Genome-scale metabolic models usually contain inconsistencies that manifest as blocked reactions and gap metabolites. With the purpose to detect recurrent inconsistencies in metabolic models, a large-scale analysis was performed using a previously published dataset of 130 genome-scale models. The results showed that a large number of reactions (~22%) are blocked in all the models where they are present. To unravel the nature of such inconsistencies a metamodel was construed by joining the 130 models in a single network. This metamodel was manually curated using the unconnected modules approach, and then, it was used as a reference network to perform a gap-filling on each individual genome-scale model. Finally, a set of 36 models that had not been considered during the construction of the metamodel was used, as a proof of concept, to extend the metamodel with new biochemical information, and to assess its impact on gap-filling results. The analysis performed on the metamodel allowed to conclude: 1) the recurrent inconsistencies found in the models were already present in the metabolic database used during the reconstructions process; 2) the presence of inconsistencies in a metabolic database can be propagated to the reconstructed models; 3) there are reactions not manifested as blocked which are active as a consequence of some classes of artifacts, and; 4) the results of an automatic gap-filling are highly dependent on the consistency and completeness of the metamodel or metabolic database used as the reference network. In conclusion the consistency analysis should be applied to metabolic databases in order to detect and fill gaps as well as to detect and remove artifacts and redundant information.

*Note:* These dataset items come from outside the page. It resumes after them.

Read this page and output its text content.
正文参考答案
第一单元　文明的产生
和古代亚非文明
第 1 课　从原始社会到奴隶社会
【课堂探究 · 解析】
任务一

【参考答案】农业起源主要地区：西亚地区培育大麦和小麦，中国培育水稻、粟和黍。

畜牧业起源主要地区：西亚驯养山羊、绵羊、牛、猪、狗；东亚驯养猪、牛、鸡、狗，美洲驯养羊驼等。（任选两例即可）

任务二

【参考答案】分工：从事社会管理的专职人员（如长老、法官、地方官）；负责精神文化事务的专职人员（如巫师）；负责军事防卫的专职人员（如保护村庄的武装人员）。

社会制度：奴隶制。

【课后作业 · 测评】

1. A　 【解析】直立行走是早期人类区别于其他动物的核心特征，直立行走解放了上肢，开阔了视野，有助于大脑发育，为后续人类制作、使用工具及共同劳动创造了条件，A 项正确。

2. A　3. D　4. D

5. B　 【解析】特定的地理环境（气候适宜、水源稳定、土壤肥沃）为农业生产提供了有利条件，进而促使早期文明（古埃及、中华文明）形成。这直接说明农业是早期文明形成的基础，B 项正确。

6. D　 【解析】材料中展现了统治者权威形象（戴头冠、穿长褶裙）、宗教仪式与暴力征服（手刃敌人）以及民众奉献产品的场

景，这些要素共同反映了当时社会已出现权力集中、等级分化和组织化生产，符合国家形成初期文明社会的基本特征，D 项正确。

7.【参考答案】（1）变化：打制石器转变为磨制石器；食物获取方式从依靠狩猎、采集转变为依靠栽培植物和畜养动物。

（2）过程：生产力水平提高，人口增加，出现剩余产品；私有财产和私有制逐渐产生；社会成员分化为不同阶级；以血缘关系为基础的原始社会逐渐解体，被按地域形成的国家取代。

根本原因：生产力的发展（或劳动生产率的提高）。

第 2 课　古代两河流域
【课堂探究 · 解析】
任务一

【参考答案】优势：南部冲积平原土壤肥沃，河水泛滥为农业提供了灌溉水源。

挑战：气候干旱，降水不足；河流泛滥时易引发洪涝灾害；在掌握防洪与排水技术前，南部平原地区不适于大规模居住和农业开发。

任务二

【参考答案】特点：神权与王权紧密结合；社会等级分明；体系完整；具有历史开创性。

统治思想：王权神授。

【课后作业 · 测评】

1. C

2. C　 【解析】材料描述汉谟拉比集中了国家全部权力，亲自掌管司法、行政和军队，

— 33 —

基因组规模代谢模型通常包含表现为受阻反应和缺口代谢物的不一致性。为了检测代谢模型中反复出现的不一致性,使用之前发表的包含130个基因组规模模型的数据集进行了大规模分析。结果表明,大量反应(约22%)在所有存在它们的模型中都是受阻的。为了揭示这种不一致性的本质,通过将130个模型连接成一个单一网络构建了一个元模型。该元模型使用未连接模块方法进行人工整理,然后用作参考网络对每个单独的基因组规模模型进行缺口填充。最后,使用一组在构建元模型时未考虑的36个模型,作为概念验证,用新的生化信息扩展元模型,并评估其对缺口填充结果的影响。对元模型进行的分析得出以下结论:1)在模型中发现的反复出现的不一致性在重建过程中使用的代谢数据库中已经存在;2)代谢数据库中不一致性的存在可以传播到重建模型中;3)存在一些未表现为受阻的反应,它们由于某些类别的人为因素而活跃;4)自动缺口填充的结果高度依赖于用作参考网络的元模型或代谢数据库的一致性和完整性。总之,应将一致性分析应用于代谢数据库,以检测和填补缺口,以及检测和去除人为因素和冗余信息。